How to pull data into an Azure AI Search index
Use the following tools and APIs for indexer-based indexing:
- Import data wizard or Import and vectorize data wizard
- REST APIs: Create Indexer (REST), Create Data Source (REST), Create Index (REST)
- Azure SDK for .NET: SearchIndexer, SearchIndexerDataSourceConnection, SearchIndex,
- Azure SDK for Python: SearchIndexer, SearchIndexerDataSourceConnection, SearchIndex,
- Azure SDK for Java: SearchIndexer, SearchIndexerDataSourceConnection, SearchIndex,
- Azure SDK for JavaScript: SearchIndexer, SearchIndexerDataSourceConnection, SearchIndex,
Indexer functionality is exposed in the [Azure portal], the REST API, and the .NET SDK.

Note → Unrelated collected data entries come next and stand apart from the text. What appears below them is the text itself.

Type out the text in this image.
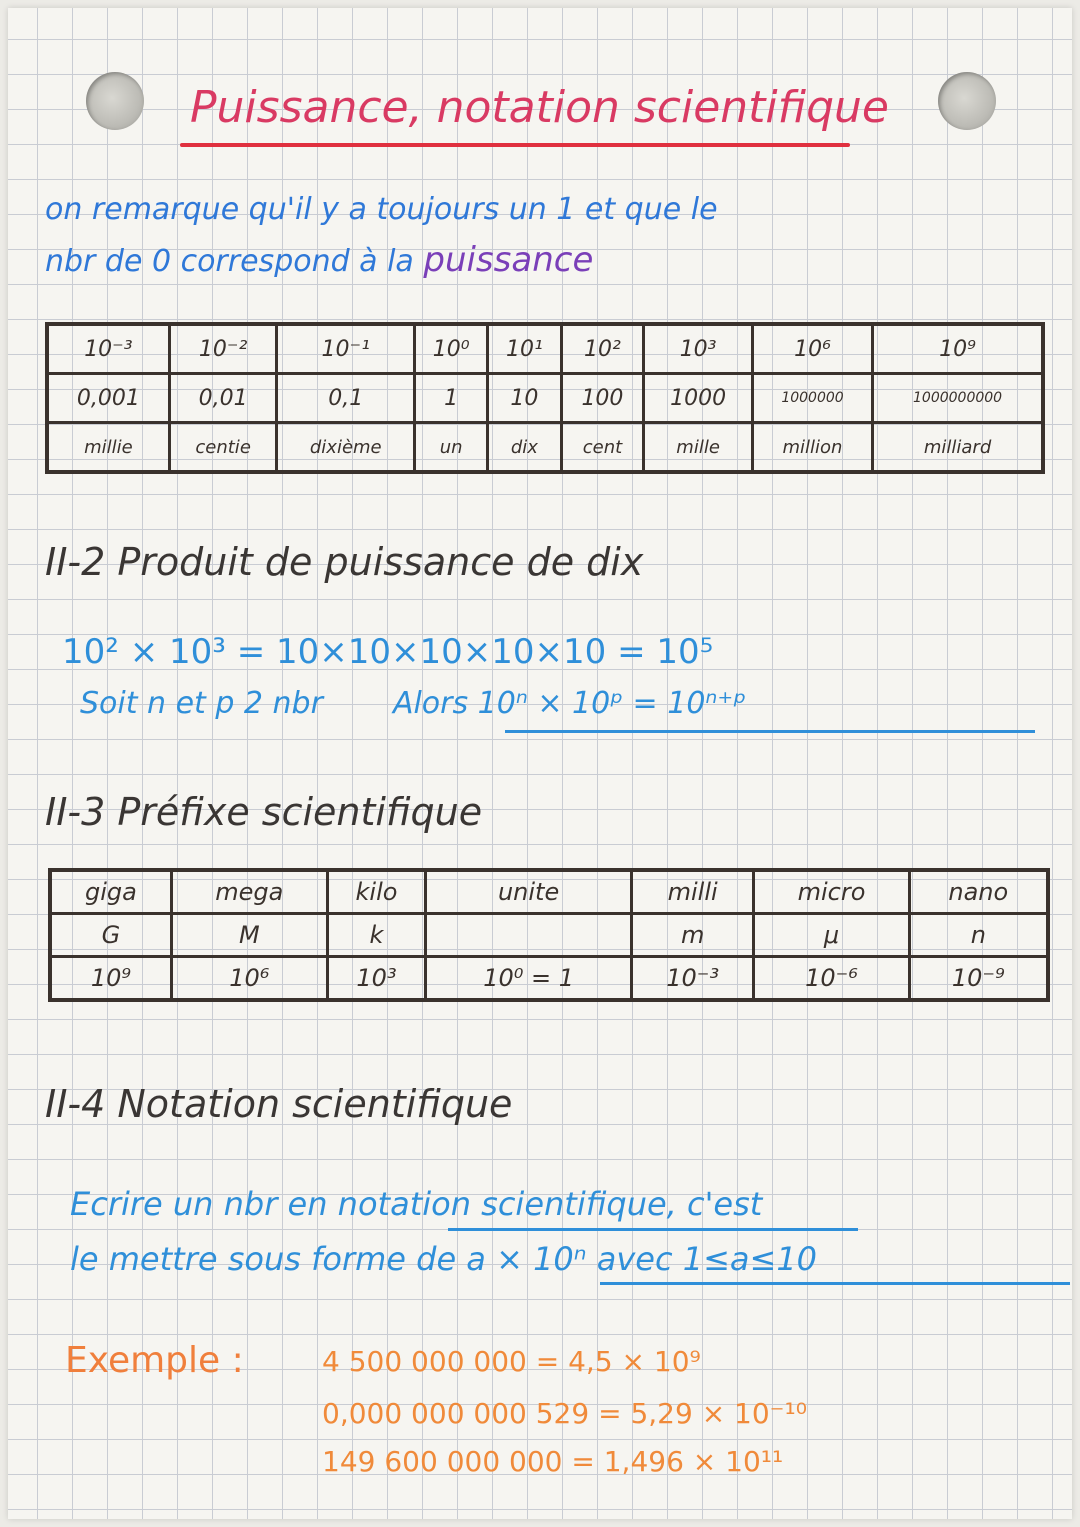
Puissance, notation scientifique
on remarque qu'il y a toujours un 1 et que le
nbr de 0 correspond à la puissance
10⁻³	10⁻²	10⁻¹	10⁰	10¹	10²	10³	10⁶	10⁹
0,001	0,01	0,1	1	10	100	1000	1000000	1000000000
millie	centie	dixième	un	dix	cent	mille	million	milliard
II-2 Produit de puissance de dix
10² × 10³ = 10×10×10×10×10 = 10⁵
Soit n et p 2 nbr Alors 10ⁿ × 10ᵖ = 10ⁿ⁺ᵖ
II-3 Préfixe scientifique
giga	mega	kilo	unite	milli	micro	nano
G	M	k		m	μ	n
10⁹	10⁶	10³	10⁰ = 1	10⁻³	10⁻⁶	10⁻⁹
II-4 Notation scientifique
Ecrire un nbr en notation scientifique, c'est
le mettre sous forme de a × 10ⁿ avec 1≤a≤10
Exemple :	4 500 000 000 = 4,5 × 10⁹
0,000 000 000 529 = 5,29 × 10⁻¹⁰
149 600 000 000 = 1,496 × 10¹¹
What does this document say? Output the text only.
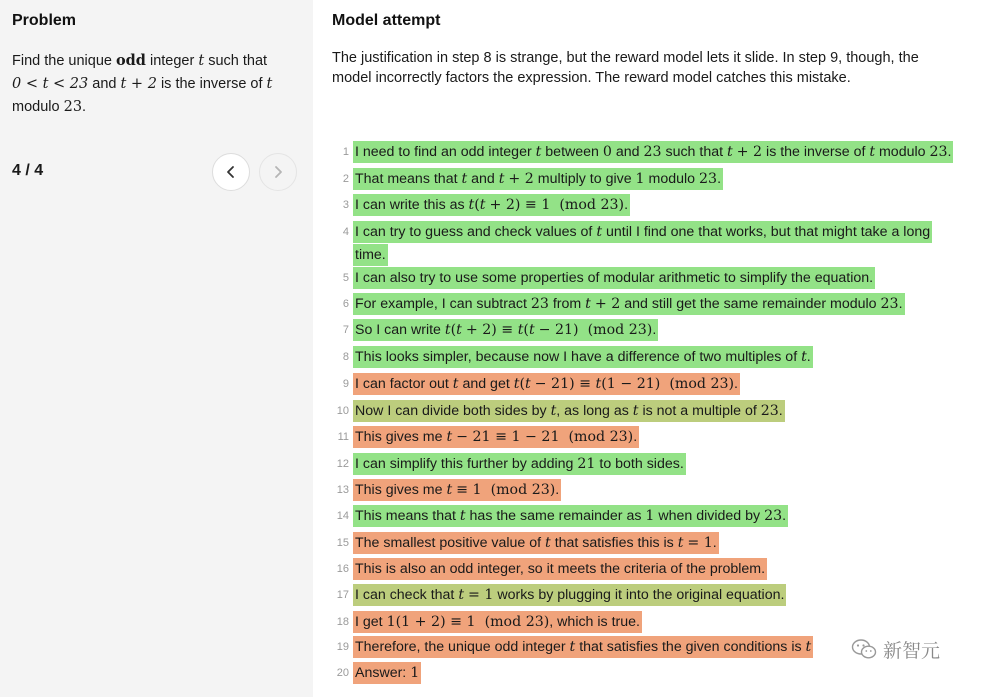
Problem
Find the unique odd integer t such that
0 < t < 23 and t + 2 is the inverse of t
modulo 23.
4 / 4
Model attempt
The justification in step 8 is strange, but the reward model lets it slide. In step 9, though, the
model incorrectly factors the expression. The reward model catches this mistake.
1 I need to find an odd integer t between 0 and 23 such that t + 2 is the inverse of t modulo 23.
2 That means that t and t + 2 multiply to give 1 modulo 23.
3 I can write this as t(t + 2) ≡ 1  (mod 23).
4 I can try to guess and check values of t until I find one that works, but that might take a long
time.
5 I can also try to use some properties of modular arithmetic to simplify the equation.
6 For example, I can subtract 23 from t + 2 and still get the same remainder modulo 23.
7 So I can write t(t + 2) ≡ t(t − 21)  (mod 23).
8 This looks simpler, because now I have a difference of two multiples of t.
9 I can factor out t and get t(t − 21) ≡ t(1 − 21)  (mod 23).
10 Now I can divide both sides by t, as long as t is not a multiple of 23.
11 This gives me t − 21 ≡ 1 − 21  (mod 23).
12 I can simplify this further by adding 21 to both sides.
13 This gives me t ≡ 1  (mod 23).
14 This means that t has the same remainder as 1 when divided by 23.
15 The smallest positive value of t that satisfies this is t = 1.
16 This is also an odd integer, so it meets the criteria of the problem.
17 I can check that t = 1 works by plugging it into the original equation.
18 I get 1(1 + 2) ≡ 1  (mod 23), which is true.
19 Therefore, the unique odd integer t that satisfies the given conditions is t
20 Answer: 1
新智元
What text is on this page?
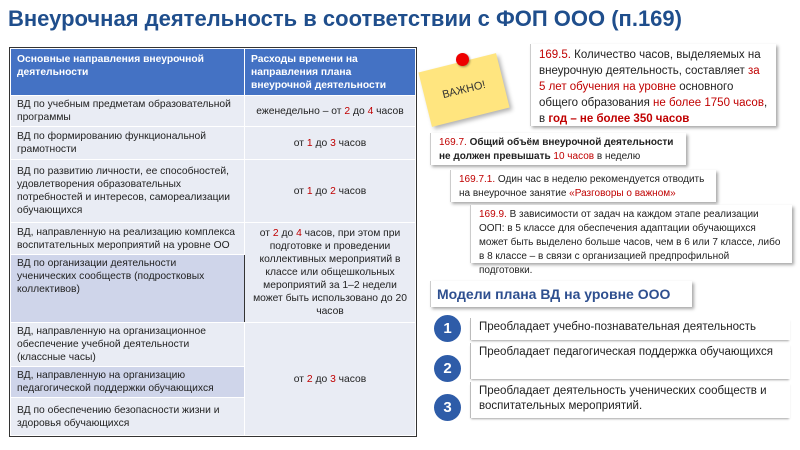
Внеурочная деятельность в соответствии с ФОП ООО (п.169)
Основные направления внеурочной деятельности	Расходы времени на направления плана внеурочной деятельности
ВД по учебным предметам образовательной программы	еженедельно – от 2 до 4 часов
ВД по формированию функциональной грамотности	от 1 до 3 часов
ВД по развитию личности, ее способностей, удовлетворения образовательных потребностей и интересов, самореализации обучающихся	от 1 до 2 часов
ВД, направленную на реализацию комплекса воспитательных мероприятий на уровне ОО	от 2 до 4 часов, при этом при подготовке и проведении коллективных мероприятий в классе или общешкольных мероприятий за 1–2 недели может быть использовано до 20 часов
ВД по организации деятельности ученических сообществ (подростковых коллективов)	
ВД, направленную на организационное обеспечение учебной деятельности (классные часы)	от 2 до 3 часов
ВД, направленную на организацию педагогической поддержки обучающихся	
ВД по обеспечению безопасности жизни и здоровья обучающихся	
ВАЖНО!
169.5. Количество часов, выделяемых на внеурочную деятельность, составляет за 5 лет обучения на уровне основного общего образования не более 1750 часов, в год – не более 350 часов
169.7. Общий объём внеурочной деятельности не должен превышать 10 часов в неделю
169.7.1. Один час в неделю рекомендуется отводить на внеурочное занятие «Разговоры о важном»
169.9. В зависимости от задач на каждом этапе реализации ООП: в 5 классе для обеспечения адаптации обучающихся может быть выделено больше часов, чем в 6 или 7 классе, либо в 8 классе – в связи с организацией предпрофильной подготовки.
Модели плана ВД на уровне ООО
1	Преобладает учебно-познавательная деятельность
2
Преобладает педагогическая поддержка обучающихся
3
Преобладает деятельность ученических сообществ и воспитательных мероприятий.
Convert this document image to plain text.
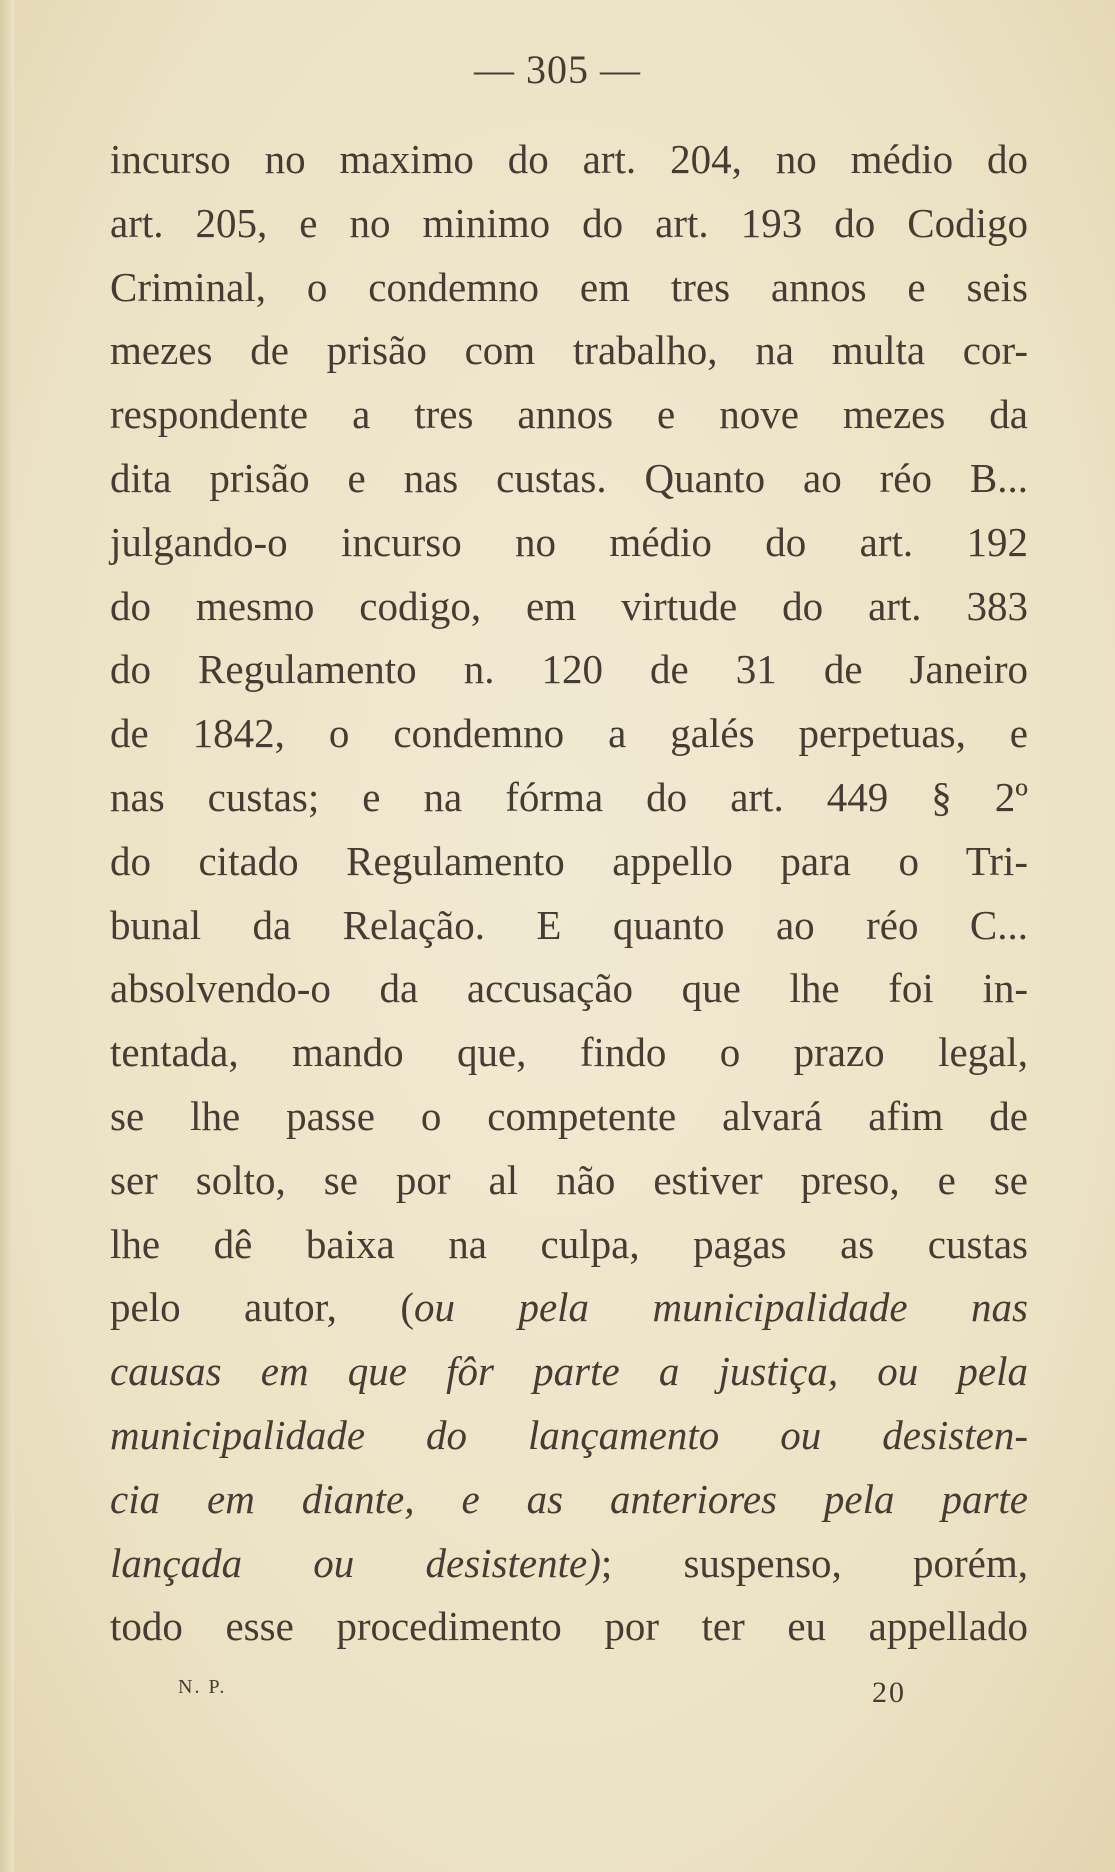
— 305 —
incurso no maximo do art. 204, no médio do
art. 205, e no minimo do art. 193 do Codigo
Criminal, o condemno em tres annos e seis
mezes de prisão com trabalho, na multa cor-
respondente a tres annos e nove mezes da
dita prisão e nas custas. Quanto ao réo B...
julgando-o incurso no médio do art. 192
do mesmo codigo, em virtude do art. 383
do Regulamento n. 120 de 31 de Janeiro
de 1842, o condemno a galés perpetuas, e
nas custas; e na fórma do art. 449 § 2º
do citado Regulamento appello para o Tri-
bunal da Relação. E quanto ao réo C...
absolvendo-o da accusação que lhe foi in-
tentada, mando que, findo o prazo legal,
se lhe passe o competente alvará afim de
ser solto, se por al não estiver preso, e se
lhe dê baixa na culpa, pagas as custas
pelo autor, (ou pela municipalidade nas
causas em que fôr parte a justiça, ou pela
municipalidade do lançamento ou desisten-
cia em diante, e as anteriores pela parte
lançada ou desistente); suspenso, porém,
todo esse procedimento por ter eu appellado
N. P.	20
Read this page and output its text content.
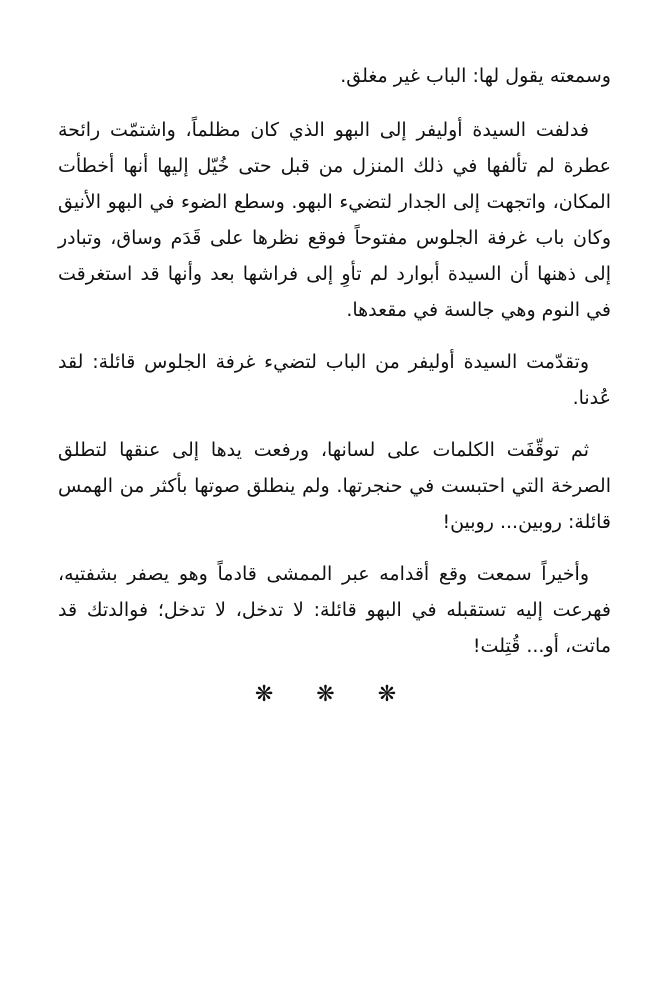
وسمعته يقول لها: الباب غير مغلق.

فدلفت السيدة أوليفر إلى البهو الذي كان مظلماً، واشتمّت رائحة عطرة لم تألفها في ذلك المنزل من قبل حتى خُيّل إليها أنها أخطأت المكان، واتجهت إلى الجدار لتضيء البهو. وسطع الضوء في البهو الأنيق وكان باب غرفة الجلوس مفتوحاً فوقع نظرها على قَدَم وساق، وتبادر إلى ذهنها أن السيدة أبوارد لم تأوِ إلى فراشها بعد وأنها قد استغرقت في النوم وهي جالسة في مقعدها.

وتقدّمت السيدة أوليفر من الباب لتضيء غرفة الجلوس قائلة: لقد عُدنا.

ثم توقّفَت الكلمات على لسانها، ورفعت يدها إلى عنقها لتطلق الصرخة التي احتبست في حنجرتها. ولم ينطلق صوتها بأكثر من الهمس قائلة: روبين... روبين!

وأخيراً سمعت وقع أقدامه عبر الممشى قادماً وهو يصفر بشفتيه، فهرعت إليه تستقبله في البهو قائلة: لا تدخل، لا تدخل؛ فوالدتك قد ماتت، أو... قُتِلت!

❋ ❋ ❋
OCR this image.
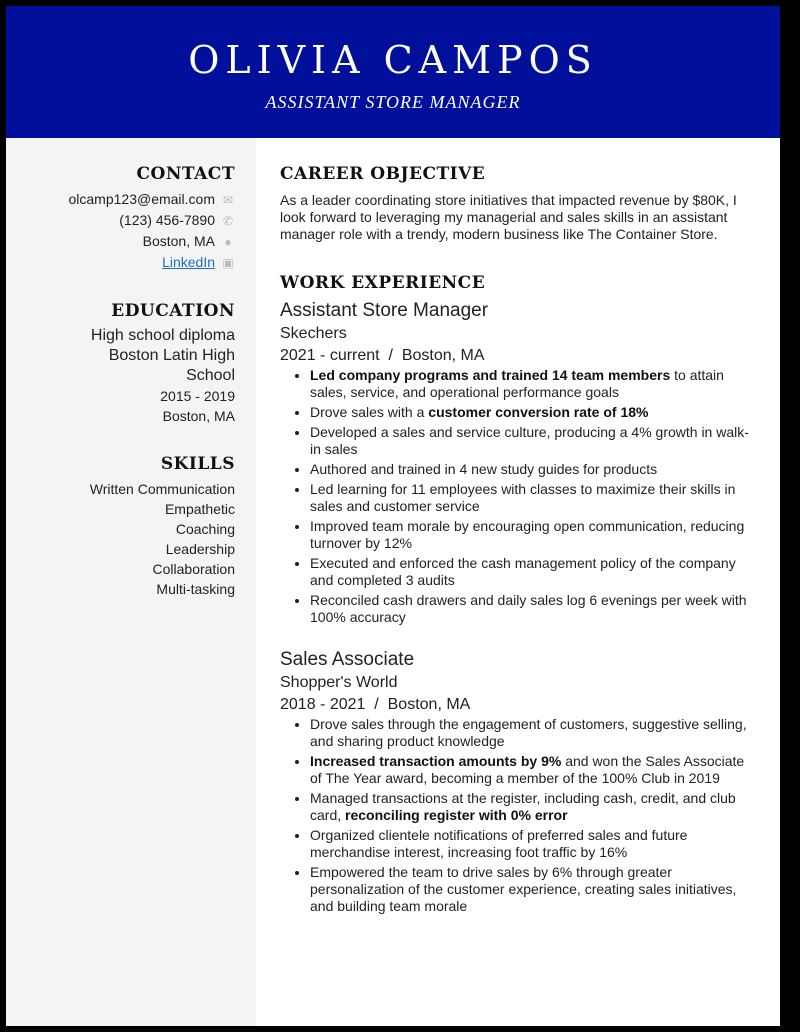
OLIVIA CAMPOS
ASSISTANT STORE MANAGER
CONTACT
olcamp123@email.com ✉
(123) 456-7890 ✆
Boston, MA ●
LinkedIn ▣
EDUCATION
High school diploma
Boston Latin High School
2015 - 2019
Boston, MA
SKILLS
Written Communication
Empathetic
Coaching
Leadership
Collaboration
Multi-tasking
CAREER OBJECTIVE
As a leader coordinating store initiatives that impacted revenue by $80K, I look forward to leveraging my managerial and sales skills in an assistant manager role with a trendy, modern business like The Container Store.
WORK EXPERIENCE
Assistant Store Manager
Skechers
2021 - current  /  Boston, MA
• Led company programs and trained 14 team members to attain sales, service, and operational performance goals
• Drove sales with a customer conversion rate of 18%
• Developed a sales and service culture, producing a 4% growth in walk-in sales
• Authored and trained in 4 new study guides for products
• Led learning for 11 employees with classes to maximize their skills in sales and customer service
• Improved team morale by encouraging open communication, reducing turnover by 12%
• Executed and enforced the cash management policy of the company and completed 3 audits
• Reconciled cash drawers and daily sales log 6 evenings per week with 100% accuracy
Sales Associate
Shopper's World
2018 - 2021  /  Boston, MA
• Drove sales through the engagement of customers, suggestive selling, and sharing product knowledge
• Increased transaction amounts by 9% and won the Sales Associate of The Year award, becoming a member of the 100% Club in 2019
• Managed transactions at the register, including cash, credit, and club card, reconciling register with 0% error
• Organized clientele notifications of preferred sales and future merchandise interest, increasing foot traffic by 16%
• Empowered the team to drive sales by 6% through greater personalization of the customer experience, creating sales initiatives, and building team morale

An advantage to using the Azure portal is that Azure AI Search can usually generate a default index schema by reading the metadata of the source dataset.
Verify data import with Search explorer
A quick way to perform a preliminary check on the document upload is to use Search explorer in the Azure portal.
The explorer lets you query an index without having to write any code. The search experience is based on default settings, such as the simple syntax and default searchMode query parameter. Results are returned in JSON so that you can inspect the entire document.
Here's an example query that you can run in Search Explorer in JSON view. The "HotelId" is the document key of the hotels-sample-index. The filter provides the document ID of a specific document:
{
"search": "*",
"filter": "HotelId eq '50'"
}
If you're using REST, this Look up query achieves the same purpose.